Nirsoft-tools considered as malware even if PUPs declared as allowed!

How to globally allow all NirSoft-Tools (including all password-recovery-tools) so that AVAST does not consider them as malware?

In the AVAST-settings, PUPs are explicitely allowed and not considered as “malware”, but even then some of the tools are considered as malware and blocked.

The only possibility to use them is globally disable all AVAST protection … and THAT cannot be a valuable solution!

Btw: there is some problem in dialogue for the “actions”: the setting “first ask, if asking fails then put to chest, else no action” should result in the behaviour: - if at “ask” there was manually declaration of “no danger” then it should stop the process of putting to chest. But as you don’t offer “ignore” at asking, pressing “escape” or clicking on the close-x assumingly is considered as “fail”, so the next step is done, i.e. “put to chest”. But that “put to chest” should only come to action if “ask” really fails; i.e. if “ask is not answered” (or something like that). If “ask” is answered with “allowed/no danger” then the operation is over (i.e. “no action”).

Ofcourse some of the tools are blocked as they are malicious.

https://virusscan.jotti.org/nl-NL/filescanjob/cokv82munv

Many of the Nirsoft tools are considered as PUPs because of the things they can do can mimic what malware might do.

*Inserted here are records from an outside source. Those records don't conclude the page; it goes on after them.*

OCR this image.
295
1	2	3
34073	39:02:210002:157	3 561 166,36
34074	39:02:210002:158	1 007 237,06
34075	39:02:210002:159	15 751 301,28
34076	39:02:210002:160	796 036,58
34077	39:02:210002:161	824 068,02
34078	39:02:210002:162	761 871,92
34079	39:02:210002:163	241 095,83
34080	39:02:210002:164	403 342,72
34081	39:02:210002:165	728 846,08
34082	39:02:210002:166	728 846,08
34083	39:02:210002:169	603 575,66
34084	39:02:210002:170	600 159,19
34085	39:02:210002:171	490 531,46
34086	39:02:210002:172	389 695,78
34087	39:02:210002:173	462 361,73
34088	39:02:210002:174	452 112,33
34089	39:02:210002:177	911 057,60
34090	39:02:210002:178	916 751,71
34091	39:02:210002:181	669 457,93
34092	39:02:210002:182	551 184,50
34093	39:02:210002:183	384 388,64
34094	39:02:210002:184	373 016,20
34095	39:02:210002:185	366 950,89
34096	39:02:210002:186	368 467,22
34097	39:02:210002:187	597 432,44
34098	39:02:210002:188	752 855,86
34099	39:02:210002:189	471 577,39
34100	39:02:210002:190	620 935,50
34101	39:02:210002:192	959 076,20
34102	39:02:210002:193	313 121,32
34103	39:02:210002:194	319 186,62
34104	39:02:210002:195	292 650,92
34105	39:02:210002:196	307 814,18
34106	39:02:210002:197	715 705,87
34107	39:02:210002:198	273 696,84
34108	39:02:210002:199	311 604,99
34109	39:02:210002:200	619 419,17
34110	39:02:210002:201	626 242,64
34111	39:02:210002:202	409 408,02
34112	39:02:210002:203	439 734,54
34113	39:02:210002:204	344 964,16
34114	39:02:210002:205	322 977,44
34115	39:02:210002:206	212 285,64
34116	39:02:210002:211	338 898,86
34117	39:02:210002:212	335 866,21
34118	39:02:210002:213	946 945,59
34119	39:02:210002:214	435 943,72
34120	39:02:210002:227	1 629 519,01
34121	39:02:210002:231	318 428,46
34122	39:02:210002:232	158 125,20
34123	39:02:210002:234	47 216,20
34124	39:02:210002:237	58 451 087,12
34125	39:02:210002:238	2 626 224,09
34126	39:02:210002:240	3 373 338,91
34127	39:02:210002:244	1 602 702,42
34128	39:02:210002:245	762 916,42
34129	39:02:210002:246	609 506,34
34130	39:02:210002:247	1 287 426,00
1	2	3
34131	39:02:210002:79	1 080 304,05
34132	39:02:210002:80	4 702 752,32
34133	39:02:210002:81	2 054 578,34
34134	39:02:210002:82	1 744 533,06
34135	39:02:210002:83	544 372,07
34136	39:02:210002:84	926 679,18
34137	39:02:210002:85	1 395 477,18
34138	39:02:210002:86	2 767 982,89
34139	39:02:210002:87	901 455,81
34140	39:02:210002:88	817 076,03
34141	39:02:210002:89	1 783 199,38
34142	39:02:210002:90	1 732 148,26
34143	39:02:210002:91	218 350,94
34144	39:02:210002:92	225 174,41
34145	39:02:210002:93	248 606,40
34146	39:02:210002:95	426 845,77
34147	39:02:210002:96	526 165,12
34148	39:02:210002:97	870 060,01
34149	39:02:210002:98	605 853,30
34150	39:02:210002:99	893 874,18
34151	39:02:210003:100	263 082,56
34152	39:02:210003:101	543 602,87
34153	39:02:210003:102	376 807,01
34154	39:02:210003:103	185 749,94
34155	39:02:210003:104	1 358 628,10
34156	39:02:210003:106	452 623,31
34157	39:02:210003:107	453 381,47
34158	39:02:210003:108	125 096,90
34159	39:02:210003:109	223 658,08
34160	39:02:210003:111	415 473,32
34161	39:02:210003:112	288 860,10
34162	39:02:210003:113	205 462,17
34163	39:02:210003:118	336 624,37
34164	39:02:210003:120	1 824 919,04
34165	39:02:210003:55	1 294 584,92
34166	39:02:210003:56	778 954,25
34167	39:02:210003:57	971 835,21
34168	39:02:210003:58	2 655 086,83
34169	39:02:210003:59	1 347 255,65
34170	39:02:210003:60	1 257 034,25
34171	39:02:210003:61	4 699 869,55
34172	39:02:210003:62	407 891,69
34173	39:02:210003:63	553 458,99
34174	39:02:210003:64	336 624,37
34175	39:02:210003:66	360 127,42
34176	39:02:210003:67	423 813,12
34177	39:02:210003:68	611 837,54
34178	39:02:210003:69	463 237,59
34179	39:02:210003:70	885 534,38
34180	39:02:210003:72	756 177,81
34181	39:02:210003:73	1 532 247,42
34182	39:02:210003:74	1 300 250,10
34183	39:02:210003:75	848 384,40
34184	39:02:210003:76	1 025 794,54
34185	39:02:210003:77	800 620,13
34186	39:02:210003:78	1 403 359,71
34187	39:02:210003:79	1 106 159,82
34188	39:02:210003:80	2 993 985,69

I presume this is for on-access scans, as the Scan for PUPs in on-demand scans is disabled by default. That setting however, doesn’t apply to on-access scanning. PUPS are scanned for in the Web Shield by default, so could be picked up on download.

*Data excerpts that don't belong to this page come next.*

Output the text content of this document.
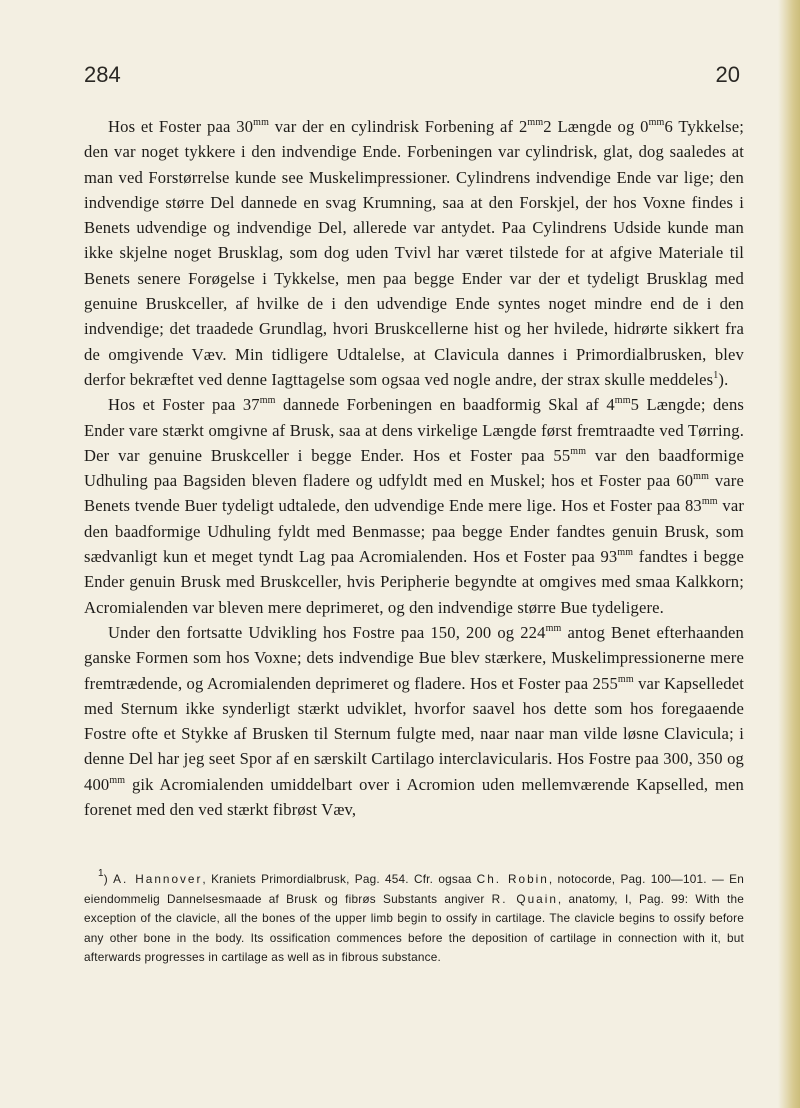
284	20

Hos et Foster paa $30^{mm}$ var der en cylindrisk Forbening af $2^{mm}2$ Længde og $0^{mm}6$ Tykkelse; den var noget tykkere i den indvendige Ende. Forbeningen var cylindrisk, glat, dog saaledes at man ved Forstørrelse kunde see Muskelimpressioner. Cylindrens indvendige Ende var lige; den indvendige større Del dannede en svag Krumning, saa at den Forskjel, der hos Voxne findes i Benets udvendige og indvendige Del, allerede var antydet. Paa Cylindrens Udside kunde man ikke skjelne noget Brusklag, som dog uden Tvivl har været tilstede for at afgive Materiale til Benets senere Forøgelse i Tykkelse, men paa begge Ender var der et tydeligt Brusklag med genuine Bruskceller, af hvilke de i den udvendige Ende syntes noget mindre end de i den indvendige; det traadede Grundlag, hvori Bruskcellerne hist og her hvilede, hidrørte sikkert fra de omgivende Væv. Min tidligere Udtalelse, at Clavicula dannes i Primordialbrusken, blev derfor bekræftet ved denne Iagttagelse som ogsaa ved nogle andre, der strax skulle meddeles$^1$).

Hos et Foster paa $37^{mm}$ dannede Forbeningen en baadformig Skal af $4^{mm}5$ Længde; dens Ender vare stærkt omgivne af Brusk, saa at dens virkelige Længde først fremtraadte ved Tørring. Der var genuine Bruskceller i begge Ender. Hos et Foster paa $55^{mm}$ var den baadformige Udhuling paa Bagsiden bleven fladere og udfyldt med en Muskel; hos et Foster paa $60^{mm}$ vare Benets tvende Buer tydeligt udtalede, den udvendige Ende mere lige. Hos et Foster paa $83^{mm}$ var den baadformige Udhuling fyldt med Benmasse; paa begge Ender fandtes genuin Brusk, som sædvanligt kun et meget tyndt Lag paa Acromialenden. Hos et Foster paa $93^{mm}$ fandtes i begge Ender genuin Brusk med Bruskceller, hvis Peripherie begyndte at omgives med smaa Kalkkorn; Acromialenden var bleven mere deprimeret, og den indvendige større Bue tydeligere.

Under den fortsatte Udvikling hos Fostre paa 150, 200 og $224^{mm}$ antog Benet efterhaanden ganske Formen som hos Voxne; dets indvendige Bue blev stærkere, Muskelimpressionerne mere fremtrædende, og Acromialenden deprimeret og fladere. Hos et Foster paa $255^{mm}$ var Kapselledet med Sternum ikke synderligt stærkt udviklet, hvorfor saavel hos dette som hos foregaaende Fostre ofte et Stykke af Brusken til Sternum fulgte med, naar naar man vilde løsne Clavicula; i denne Del har jeg seet Spor af en særskilt Cartilago interclavicularis. Hos Fostre paa 300, 350 og $400^{mm}$ gik Acromialenden umiddelbart over i Acromion uden mellemværende Kapselled, men forenet med den ved stærkt fibrøst Væv,

$^1$) A. Hannover, Kraniets Primordialbrusk, Pag. 454. Cfr. ogsaa Ch. Robin, notocorde, Pag. 100—101. — En eiendommelig Dannelsesmaade af Brusk og fibrøs Substants angiver R. Quain, anatomy, I, Pag. 99: With the exception of the clavicle, all the bones of the upper limb begin to ossify in cartilage. The clavicle begins to ossify before any other bone in the body. Its ossification commences before the deposition of cartilage in connection with it, but afterwards progresses in cartilage as well as in fibrous substance.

I don’t know where you find that:

In the AVAST-settings, PUPs are [b]explicitly[/b] allowed and [b]not considered as "malware"[/b], but even then some of the tools are considered as malware and blocked.

I can find no such setting in the File System Shield Actions section - PUP Options/Actions, see image. No Action in this context doesn’t mean they are explicitly allowed - all that means is - none of the other actions will be taken (and the file remains in place), but it still won’t allow what is considered a PUP (or other malware) run.

Personally I only ever use Two Actions, Ask then No Action, the reason I say that Ask should be sat waiting for a response. I don’t know how that can fail and proceed to another action. I don’t want anything sent to the chest without my explicit action.

There is no additional option in the drop down list of Ask, from that of the other Actions to select.